Highland Hospice head of hospice services calls for Scottish Government to make pioneering end-of-life care partnership with Scottish Ambulance Service a permanent thing





A hospice nurse visiting an elderly male patient (stock image).
A hospice nurse visiting an elderly male patient (stock image).

A pioneering Highland initiative which is helping people receive end-of-life care at home while also freeing up A&E beds should be made permanent, a hospice head believes.

The Highland Hospice and the Scottish Ambulance Service (SAS)are among several bodies currently taking part in the End of Life Care Together scheme in the north.

This pilot project, which is currently only funded until the spring, sees paramedics given training to provide symptom relief to a dying person in their own home or care home rather than immediately taking them to A&E - avoiding the need for hospital admissions and the use of hospital beds, while also helping the patient avoid unnecessary stress in their final hours or days.t

Currently the Scottish Ambulance Service is called out to around 50,000 end-of-life care incidents across Scotland every year - around seven per cent of its entire annual workload.

Advocates of the pioneering scheme argue that this means that many people thousands of people approaching the end of their lives can spend their final hours waiting for admission in A&E or stuck in side room hospital beds away from their loved ones - rather than in a less stressful setting of their own choosing with friends and family present.

Highland Hospice’s head of hospice services Paula Cooper, speaking on BBC Scotland's Lunchtime Live show recently, explained that taking people to hospital can be “very stressful” for them and very upsetting, adding; “I think the best thing is for people to be treated where they want to be treated - and that's often at home.”

Ms Cooper explained that their palliative care helpline may identify people who are requiring symptom management, and that under the Highland project “then we can contact the SAS who can attend and through joint decision making administer the symptom relief”.

She added: “It means that people can remain in their own homes.

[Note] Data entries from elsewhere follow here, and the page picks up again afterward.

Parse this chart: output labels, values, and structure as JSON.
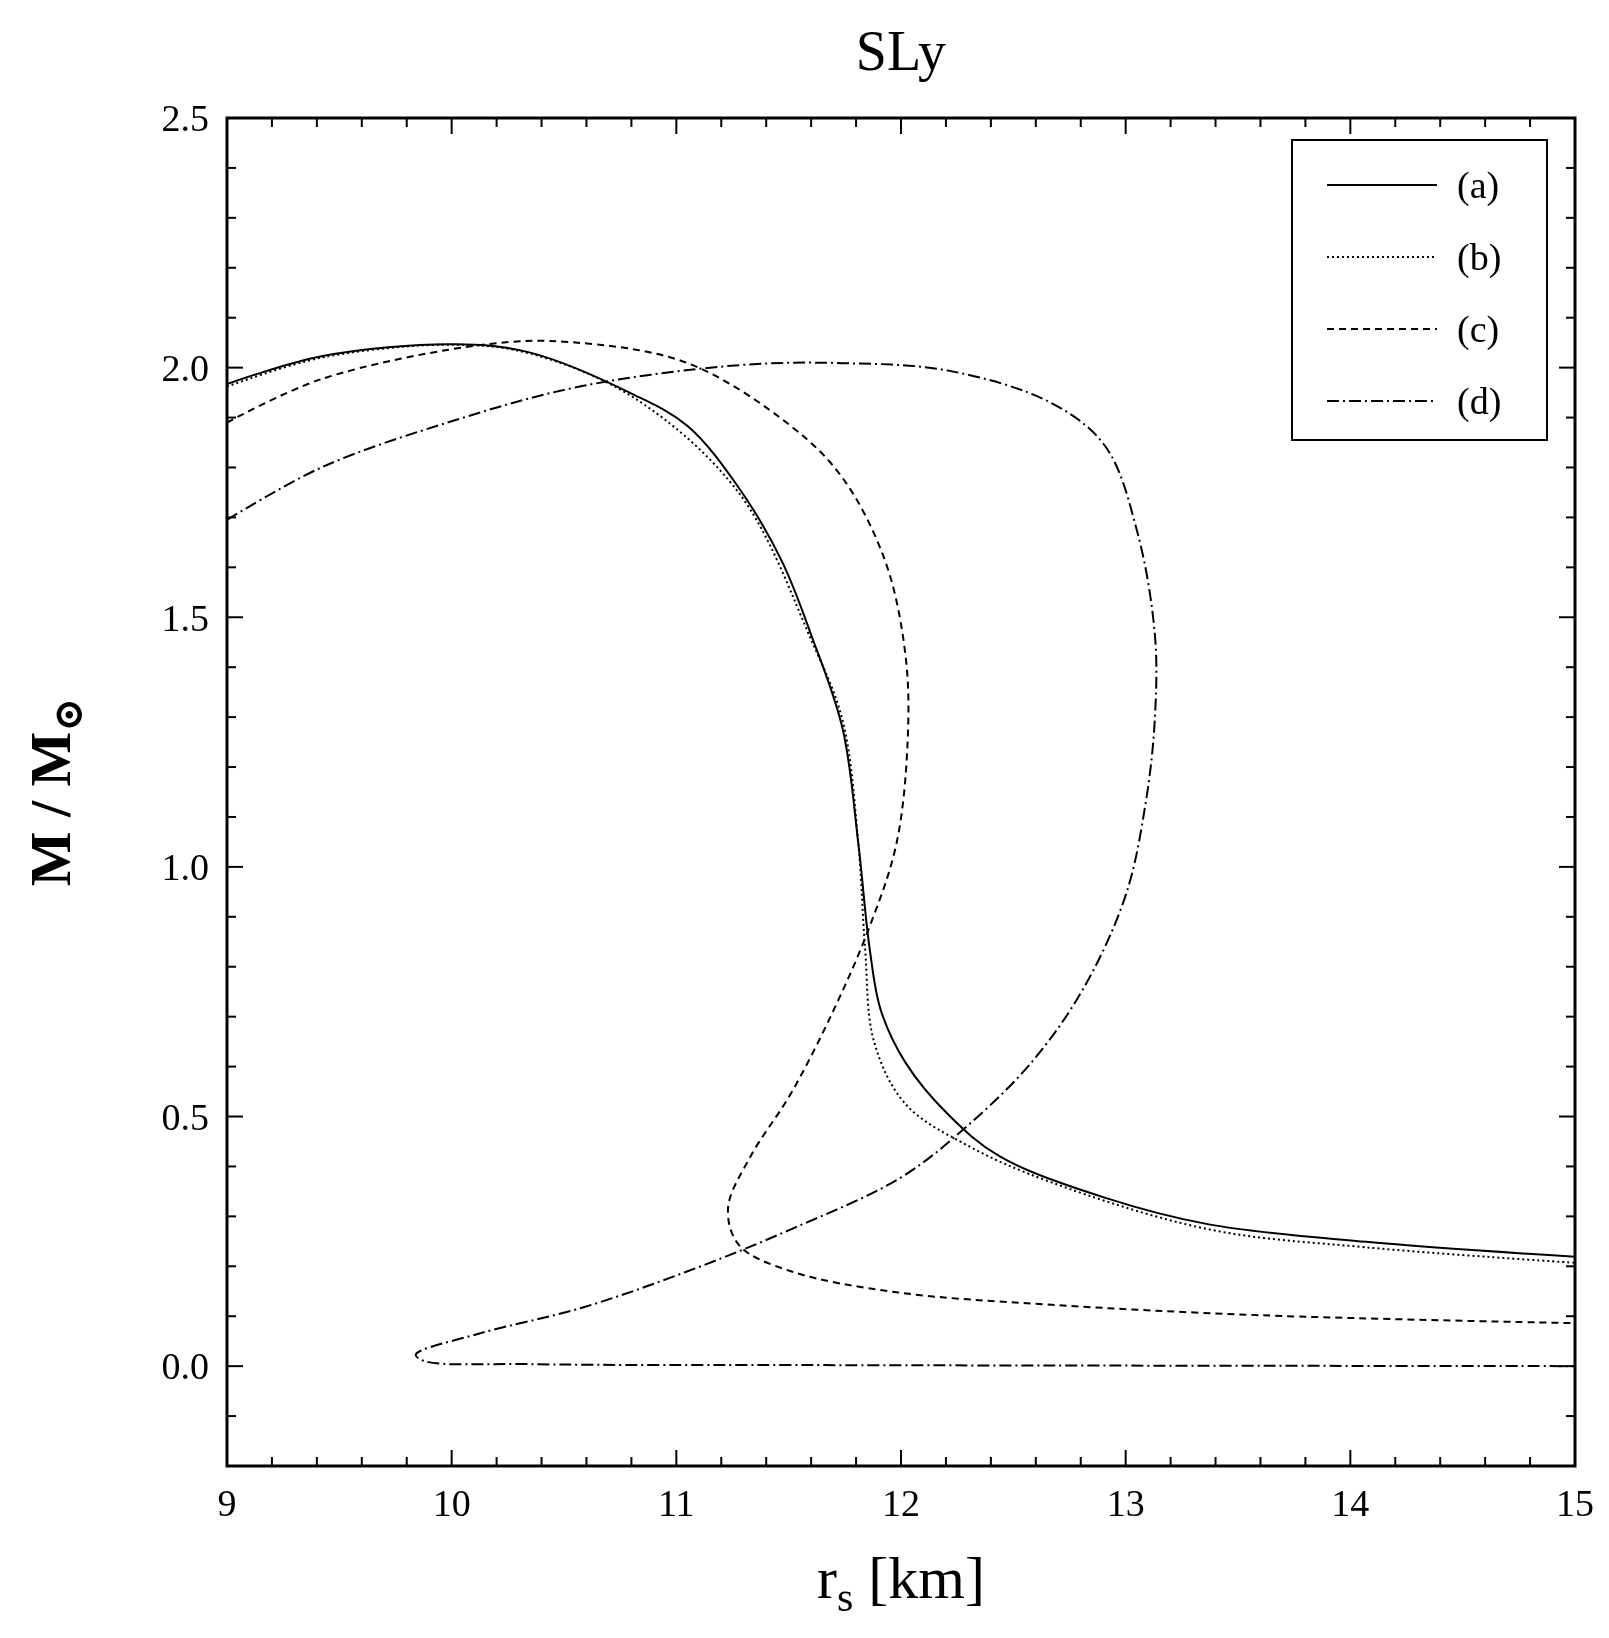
{
  "chart_data": {
    "type": "line",
    "title": "SLy",
    "xlabel": "r$_{s}$ [km]",
    "ylabel": "M / M$_{⊙}$",
    "xlim": [
      9,
      15
    ],
    "ylim": [
      -0.2,
      2.5
    ],
    "xticks": [
      9,
      {
        "value": 9.2,
        "label": null
      },
      {
        "value": 9.4,
        "label": null
      },
      {
        "value": 9.6,
        "label": null
      },
      {
        "value": 9.8,
        "label": null
      },
      10,
      {
        "value": 10.2,
        "label": null
      },
      {
        "value": 10.4,
        "label": null
      },
      {
        "value": 10.6,
        "label": null
      },
      {
        "value": 10.8,
        "label": null
      },
      11,
      {
        "value": 11.2,
        "label": null
      },
      {
        "value": 11.4,
        "label": null
      },
      {
        "value": 11.6,
        "label": null
      },
      {
        "value": 11.8,
        "label": null
      },
      12,
      {
        "value": 12.2,
        "label": null
      },
      {
        "value": 12.4,
        "label": null
      },
      {
        "value": 12.6,
        "label": null
      },
      {
        "value": 12.8,
        "label": null
      },
      13,
      {
        "value": 13.2,
        "label": null
      },
      {
        "value": 13.4,
        "label": null
      },
      {
        "value": 13.6,
        "label": null
      },
      {
        "value": 13.8,
        "label": null
      },
      14,
      {
        "value": 14.2,
        "label": null
      },
      {
        "value": 14.4,
        "label": null
      },
      {
        "value": 14.6,
        "label": null
      },
      {
        "value": 14.8,
        "label": null
      },
      15
    ],
    "yticks": [
      {
        "value": -0.1,
        "label": null
      },
      {
        "value": 0,
        "label": "0.0"
      },
      {
        "value": 0.1,
        "label": null
      },
      {
        "value": 0.2,
        "label": null
      },
      {
        "value": 0.3,
        "label": null
      },
      {
        "value": 0.4,
        "label": null
      },
      0.5,
      {
        "value": 0.6,
        "label": null
      },
      {
        "value": 0.7,
        "label": null
      },
      {
        "value": 0.8,
        "label": null
      },
      {
        "value": 0.9,
        "label": null
      },
      {
        "value": 1,
        "label": "1.0"
      },
      {
        "value": 1.1,
        "label": null
      },
      {
        "value": 1.2,
        "label": null
      },
      {
        "value": 1.3,
        "label": null
      },
      {
        "value": 1.4,
        "label": null
      },
      1.5,
      {
        "value": 1.6,
        "label": null
      },
      {
        "value": 1.7,
        "label": null
      },
      {
        "value": 1.8,
        "label": null
      },
      {
        "value": 1.9,
        "label": null
      },
      {
        "value": 2,
        "label": "2.0"
      },
      {
        "value": 2.1,
        "label": null
      },
      {
        "value": 2.2,
        "label": null
      },
      {
        "value": 2.3,
        "label": null
      },
      {
        "value": 2.4,
        "label": null
      },
      2.5
    ],
    "grid": false,
    "legend": "top right",
    "series": [
      {
        "name": "(a)",
        "color": "#000000",
        "line_style": "solid",
        "x": [
          9.0,
          9.42,
          10.01,
          10.35,
          10.81,
          11.05,
          11.28,
          11.47,
          11.6,
          11.74,
          11.81,
          11.86,
          11.91,
          12.02,
          12.21,
          12.44,
          12.91,
          13.37,
          14.07,
          15.0
        ],
        "values": [
          1.967,
          2.023,
          2.047,
          2.03,
          1.946,
          1.883,
          1.758,
          1.612,
          1.465,
          1.277,
          1.047,
          0.838,
          0.713,
          0.608,
          0.504,
          0.42,
          0.337,
          0.284,
          0.249,
          0.219
        ]
      },
      {
        "name": "(b)",
        "color": "#000000",
        "line_style": "dotted",
        "x": [
          9.0,
          9.42,
          10.01,
          10.35,
          10.81,
          11.28,
          11.6,
          11.74,
          11.81,
          11.84,
          11.88,
          12.02,
          12.3,
          12.67,
          13.37,
          14.07,
          15.0
        ],
        "values": [
          1.962,
          2.02,
          2.046,
          2.028,
          1.94,
          1.748,
          1.455,
          1.293,
          1.047,
          0.838,
          0.65,
          0.525,
          0.441,
          0.368,
          0.274,
          0.238,
          0.207
        ]
      },
      {
        "name": "(c)",
        "color": "#000000",
        "line_style": "dashed",
        "x": [
          9.0,
          9.42,
          10.16,
          10.53,
          11.05,
          11.51,
          11.74,
          11.93,
          12.02,
          12.03,
          11.98,
          11.86,
          11.7,
          11.51,
          11.33,
          11.23,
          11.28,
          11.51,
          11.98,
          12.67,
          13.6,
          15.0
        ],
        "values": [
          1.89,
          1.977,
          2.047,
          2.051,
          2.009,
          1.883,
          1.779,
          1.612,
          1.424,
          1.256,
          1.047,
          0.88,
          0.713,
          0.546,
          0.42,
          0.316,
          0.242,
          0.19,
          0.148,
          0.123,
          0.102,
          0.086
        ]
      },
      {
        "name": "(d)",
        "color": "#000000",
        "line_style": "dashdot",
        "x": [
          9.0,
          9.42,
          10.01,
          10.58,
          11.28,
          11.74,
          12.21,
          12.67,
          12.91,
          13.05,
          13.13,
          13.13,
          13.09,
          13.0,
          12.81,
          12.58,
          12.3,
          12.0,
          11.51,
          11.05,
          10.58,
          10.12,
          9.84,
          9.88,
          10.35,
          11.74,
          15.0
        ],
        "values": [
          1.695,
          1.8,
          1.894,
          1.963,
          2.005,
          2.009,
          1.994,
          1.929,
          1.842,
          1.674,
          1.465,
          1.298,
          1.131,
          0.943,
          0.755,
          0.608,
          0.483,
          0.378,
          0.274,
          0.19,
          0.117,
          0.065,
          0.023,
          0.01,
          0.004,
          0.002,
          0.0
        ]
      }
    ]
  }
}
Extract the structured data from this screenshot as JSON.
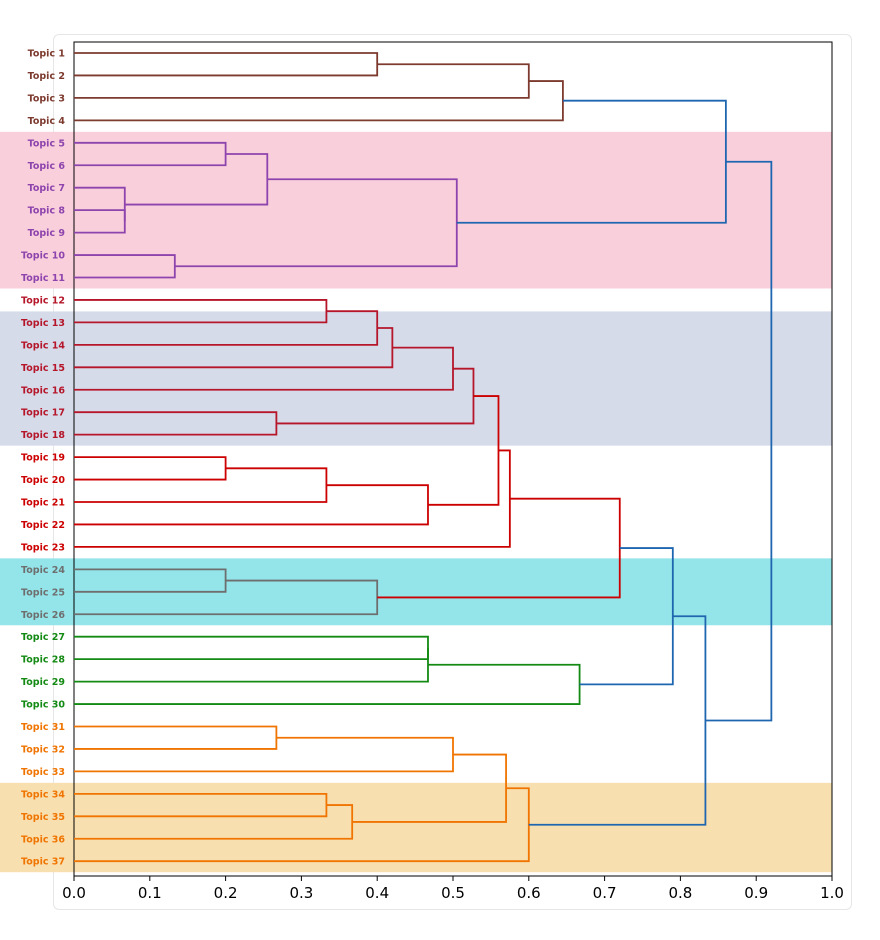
{
  "chart_data": {
    "type": "dendrogram",
    "orientation": "horizontal",
    "xlim": [
      0,
      1
    ],
    "x_ticks": [
      "0.0",
      "0.1",
      "0.2",
      "0.3",
      "0.4",
      "0.5",
      "0.6",
      "0.7",
      "0.8",
      "0.9",
      "1.0"
    ],
    "leaves": [
      {
        "label": "Topic 1",
        "color": "#7d3a2e"
      },
      {
        "label": "Topic 2",
        "color": "#7d3a2e"
      },
      {
        "label": "Topic 3",
        "color": "#7d3a2e"
      },
      {
        "label": "Topic 4",
        "color": "#7d3a2e"
      },
      {
        "label": "Topic 5",
        "color": "#8e44ad"
      },
      {
        "label": "Topic 6",
        "color": "#8e44ad"
      },
      {
        "label": "Topic 7",
        "color": "#8e44ad"
      },
      {
        "label": "Topic 8",
        "color": "#8e44ad"
      },
      {
        "label": "Topic 9",
        "color": "#8e44ad"
      },
      {
        "label": "Topic 10",
        "color": "#8e44ad"
      },
      {
        "label": "Topic 11",
        "color": "#8e44ad"
      },
      {
        "label": "Topic 12",
        "color": "#b5162a"
      },
      {
        "label": "Topic 13",
        "color": "#b5162a"
      },
      {
        "label": "Topic 14",
        "color": "#b5162a"
      },
      {
        "label": "Topic 15",
        "color": "#b5162a"
      },
      {
        "label": "Topic 16",
        "color": "#b5162a"
      },
      {
        "label": "Topic 17",
        "color": "#b5162a"
      },
      {
        "label": "Topic 18",
        "color": "#b5162a"
      },
      {
        "label": "Topic 19",
        "color": "#cc0000"
      },
      {
        "label": "Topic 20",
        "color": "#cc0000"
      },
      {
        "label": "Topic 21",
        "color": "#cc0000"
      },
      {
        "label": "Topic 22",
        "color": "#cc0000"
      },
      {
        "label": "Topic 23",
        "color": "#cc0000"
      },
      {
        "label": "Topic 24",
        "color": "#6e6e6e"
      },
      {
        "label": "Topic 25",
        "color": "#6e6e6e"
      },
      {
        "label": "Topic 26",
        "color": "#6e6e6e"
      },
      {
        "label": "Topic 27",
        "color": "#138a13"
      },
      {
        "label": "Topic 28",
        "color": "#138a13"
      },
      {
        "label": "Topic 29",
        "color": "#138a13"
      },
      {
        "label": "Topic 30",
        "color": "#138a13"
      },
      {
        "label": "Topic 31",
        "color": "#f07400"
      },
      {
        "label": "Topic 32",
        "color": "#f07400"
      },
      {
        "label": "Topic 33",
        "color": "#f07400"
      },
      {
        "label": "Topic 34",
        "color": "#f07400"
      },
      {
        "label": "Topic 35",
        "color": "#f07400"
      },
      {
        "label": "Topic 36",
        "color": "#f07400"
      },
      {
        "label": "Topic 37",
        "color": "#f07400"
      }
    ],
    "highlight_bands": [
      {
        "from_leaf": 5,
        "to_leaf": 11,
        "color": "#f9cfdc"
      },
      {
        "from_leaf": 13,
        "to_leaf": 18,
        "color": "#d6dbea"
      },
      {
        "from_leaf": 24,
        "to_leaf": 26,
        "color": "#94e5ea"
      },
      {
        "from_leaf": 34,
        "to_leaf": 37,
        "color": "#f8dfaf"
      }
    ],
    "merges": [
      {
        "a": "L1",
        "b": "L2",
        "height": 0.4,
        "color": "#7d3a2e"
      },
      {
        "a": "M0",
        "b": "L3",
        "height": 0.6,
        "color": "#7d3a2e"
      },
      {
        "a": "M1",
        "b": "L4",
        "height": 0.645,
        "color": "#7d3a2e"
      },
      {
        "a": "L5",
        "b": "L6",
        "height": 0.2,
        "color": "#8e44ad"
      },
      {
        "a": "L8",
        "b": "L9",
        "height": 0.067,
        "color": "#8e44ad"
      },
      {
        "a": "M4",
        "b": "L7",
        "height": 0.067,
        "color": "#8e44ad"
      },
      {
        "a": "M3",
        "b": "M5",
        "height": 0.255,
        "color": "#8e44ad"
      },
      {
        "a": "L10",
        "b": "L11",
        "height": 0.133,
        "color": "#8e44ad"
      },
      {
        "a": "M6",
        "b": "M7",
        "height": 0.505,
        "color": "#8e44ad"
      },
      {
        "a": "M2",
        "b": "M8",
        "height": 0.86,
        "color": "#1f66b0"
      },
      {
        "a": "L12",
        "b": "L13",
        "height": 0.333,
        "color": "#b5162a"
      },
      {
        "a": "M10",
        "b": "L14",
        "height": 0.4,
        "color": "#b5162a"
      },
      {
        "a": "M11",
        "b": "L15",
        "height": 0.42,
        "color": "#b5162a"
      },
      {
        "a": "M12",
        "b": "L16",
        "height": 0.5,
        "color": "#b5162a"
      },
      {
        "a": "L17",
        "b": "L18",
        "height": 0.267,
        "color": "#b5162a"
      },
      {
        "a": "M13",
        "b": "M14",
        "height": 0.527,
        "color": "#b5162a"
      },
      {
        "a": "L19",
        "b": "L20",
        "height": 0.2,
        "color": "#cc0000"
      },
      {
        "a": "M16",
        "b": "L21",
        "height": 0.333,
        "color": "#cc0000"
      },
      {
        "a": "M17",
        "b": "L22",
        "height": 0.467,
        "color": "#cc0000"
      },
      {
        "a": "M15",
        "b": "M18",
        "height": 0.56,
        "color": "#cc0000"
      },
      {
        "a": "M19",
        "b": "L23",
        "height": 0.575,
        "color": "#cc0000"
      },
      {
        "a": "L24",
        "b": "L25",
        "height": 0.2,
        "color": "#6e6e6e"
      },
      {
        "a": "M21",
        "b": "L26",
        "height": 0.4,
        "color": "#6e6e6e"
      },
      {
        "a": "M20",
        "b": "M22",
        "height": 0.72,
        "color": "#cc0000"
      },
      {
        "a": "L27",
        "b": "L28",
        "height": 0.467,
        "color": "#138a13"
      },
      {
        "a": "M24",
        "b": "L29",
        "height": 0.467,
        "color": "#138a13"
      },
      {
        "a": "M25",
        "b": "L30",
        "height": 0.667,
        "color": "#138a13"
      },
      {
        "a": "M23",
        "b": "M26",
        "height": 0.79,
        "color": "#1f66b0"
      },
      {
        "a": "L31",
        "b": "L32",
        "height": 0.267,
        "color": "#f07400"
      },
      {
        "a": "M28",
        "b": "L33",
        "height": 0.5,
        "color": "#f07400"
      },
      {
        "a": "L34",
        "b": "L35",
        "height": 0.333,
        "color": "#f07400"
      },
      {
        "a": "M30",
        "b": "L36",
        "height": 0.367,
        "color": "#f07400"
      },
      {
        "a": "M29",
        "b": "M31",
        "height": 0.57,
        "color": "#f07400"
      },
      {
        "a": "M32",
        "b": "L37",
        "height": 0.6,
        "color": "#f07400"
      },
      {
        "a": "M27",
        "b": "M33",
        "height": 0.833,
        "color": "#1f66b0"
      },
      {
        "a": "M9",
        "b": "M34",
        "height": 0.92,
        "color": "#1f66b0"
      }
    ]
  }
}
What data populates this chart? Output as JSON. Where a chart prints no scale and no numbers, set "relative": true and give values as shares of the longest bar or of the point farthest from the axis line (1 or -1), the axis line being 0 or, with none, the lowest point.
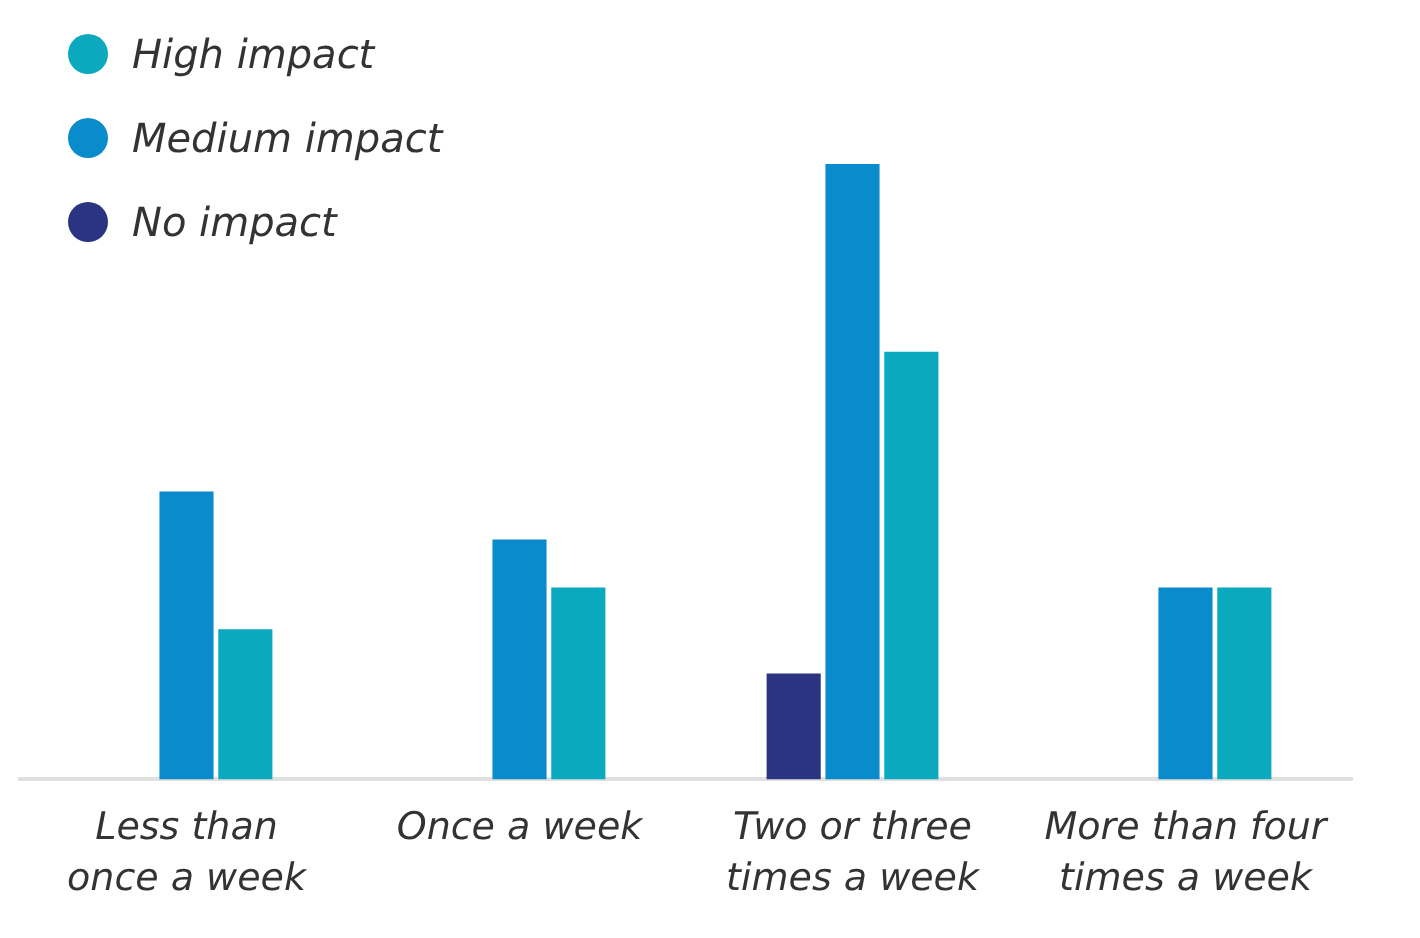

We know that there are people often within the hospital situation where they don't need to be there... or more importantly they don't want to be there.”

And she has urged the Scottish Government to make such initiatives permanent. Holyrood is currently consulting on a new strategy for palliative care, and Ms Cooke has urged it to make this scheme part of that.

“It's proven to be beneficial,” she said. “I can only speak for Highland where we have worked very closely with the ambulance service, but given the feedback that we're having, and seen the results that we're seeing, then if this was permanent then I think people would be far better placed… people at end-of-life care would know that there is a service that they could receive and benefit from, so yes I would certainly urge that.”

She added that the current end of government funding for the project was a cause for concern “on several levels” - citing the patients’ personal needs and wishes, as well as the extra pressure unnecessary A&E admissions place on the availability of acute hospital beds.

“From our perspective, it really is trying to make sure that people get the right care, in the right place at the right time.”

Scott Mackinnon, an advance paramedic with the Scottish Ambulance Service who has been leading the project, also stressed the benefits during the same BBC interview..

He said: “We're often hearing that, as a result of this pathway, we are actually able to admit this patient directly to a hospice and their family were able to come along with them and they subsequently died within a short space of time after admission.

“Whereas before, that could have potentially been that ambulance crew transporting [them] to an emergency department, and no beds and possibly dying in a side room alone.”